Negeri berjuta pengemis

Dalam khazanah bahasa Jawa dikenal sebuah ungkapan kridha lumahing asta (kridha = bekerja, lumahing asta = menengadahkan tangan), sebuah istilah yang sangat halus untuk menyindir suatu perbuatan yang sangat hina: mengemis!

Ya, kita hidup di negeri berjuta pengemis. Sebuah profesi yang merendahkan martabat diri sendiri. Tak hanya berujud bocah kecil, namun pelakon ngemis ini ada yang berusia renta. Berbagai macam cara digunakan untuk membangkitkan rasa iba: ada yang mempertontonkan cacat tubuh bahkan menyewa bayi yang masih merah.
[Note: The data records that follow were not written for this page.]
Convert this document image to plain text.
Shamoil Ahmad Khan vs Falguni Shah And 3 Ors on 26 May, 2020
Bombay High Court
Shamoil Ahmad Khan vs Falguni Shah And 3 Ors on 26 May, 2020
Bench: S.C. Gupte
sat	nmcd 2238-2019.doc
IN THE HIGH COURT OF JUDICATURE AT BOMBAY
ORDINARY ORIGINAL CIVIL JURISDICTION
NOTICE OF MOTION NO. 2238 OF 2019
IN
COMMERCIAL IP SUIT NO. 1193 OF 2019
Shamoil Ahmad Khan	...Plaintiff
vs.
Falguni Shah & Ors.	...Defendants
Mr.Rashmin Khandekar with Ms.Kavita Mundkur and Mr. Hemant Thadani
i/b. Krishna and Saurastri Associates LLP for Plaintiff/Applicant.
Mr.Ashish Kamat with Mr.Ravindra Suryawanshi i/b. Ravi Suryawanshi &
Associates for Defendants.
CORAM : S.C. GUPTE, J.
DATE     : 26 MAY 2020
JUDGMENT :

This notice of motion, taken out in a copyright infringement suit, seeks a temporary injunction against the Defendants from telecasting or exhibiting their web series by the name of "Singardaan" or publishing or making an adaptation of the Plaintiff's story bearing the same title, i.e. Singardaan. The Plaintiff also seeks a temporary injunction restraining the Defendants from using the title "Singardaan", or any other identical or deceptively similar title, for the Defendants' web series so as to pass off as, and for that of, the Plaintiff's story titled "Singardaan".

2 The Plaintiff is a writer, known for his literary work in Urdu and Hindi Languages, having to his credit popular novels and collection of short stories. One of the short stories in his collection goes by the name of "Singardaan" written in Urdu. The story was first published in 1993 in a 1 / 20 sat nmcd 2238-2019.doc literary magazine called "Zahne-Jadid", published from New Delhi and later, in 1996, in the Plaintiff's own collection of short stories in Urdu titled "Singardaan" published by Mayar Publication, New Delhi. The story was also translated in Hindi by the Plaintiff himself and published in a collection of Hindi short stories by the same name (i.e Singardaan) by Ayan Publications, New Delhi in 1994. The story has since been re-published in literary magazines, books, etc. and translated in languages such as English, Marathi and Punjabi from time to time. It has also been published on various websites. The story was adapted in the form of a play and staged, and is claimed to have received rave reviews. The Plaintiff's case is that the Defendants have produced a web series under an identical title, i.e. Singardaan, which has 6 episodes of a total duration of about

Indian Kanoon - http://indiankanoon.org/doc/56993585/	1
Kalau bayi itu sakit-sakitan akan lebih baik, karena terkesan lebih dramatis dalam proses mengemisnya nanti. Perbuatan mengemis dapat dilakukan secara sangat sopan sampai dengan cara memaksa. Seorang pengemis di Solo atawa di Jogja sana mempunyai kalimat pembuka yang ampuh untuk mengetuk iba yaitu paring-paring den…. (mohon memberikan sesuatu, tuan….), dengan memasang wajah memelas. Tindakan mengemis dengan cara memaksa contohnya calo, karena selain meminta kadang ditambah dengan cara memaksa.

Kridha lumahing asta menjadi pekerjaan utama, karena memang itu satu-satunya yang dapat dilakukannya. Dan konon hasil mengemis itu bisa untuk membangun sebuah rumah mewah!

Model lain kridha lumahing asta yaitu pengamen yang asal njeplak mulutnya. Tanpa iringan musik, mereka hanya mengandalkan tepuk tangan atawa paling banter memakai alat musik kecrek-kcrek dari tutup botol. Ada yang berpenampilan baju koko plus peci lusuh membawa selembar surat yang tak kalah lusuhnya yang ditaruh di dalam plastik. Semakin banyak kita memberikan uang kepadanya, doa yang dipanjatkannya pun semakin panjang.

Kridha lumahing asta tak hanya dilakukan oleh kaum marjinal, namun dilakukan juga oleh orang-orang yang berpendidikan dan punya kedudukan jabatan. Istilah terkenalnya pungli (pungutan liar) yang bisa dilakukan oleh birokrat mulai tingkat bawah hingga tingkat tinggi. Pungli di jalanan hingga yang dilakukan di ruang ber-AC, dari yang kentara hingga yang secara sembunyi-sembunyi. Pengemis jenis ini tidak menyedot rasa iba kepada yang dimintai, namun ia menunjukkan kekuasaannya untuk mengemis.

Kyaine, tindakan korupsi itu masuk kategori kridha lumahing asta, mboten nggih?

Bukankah tangan di atas lebih baik daripada tangan di bawah?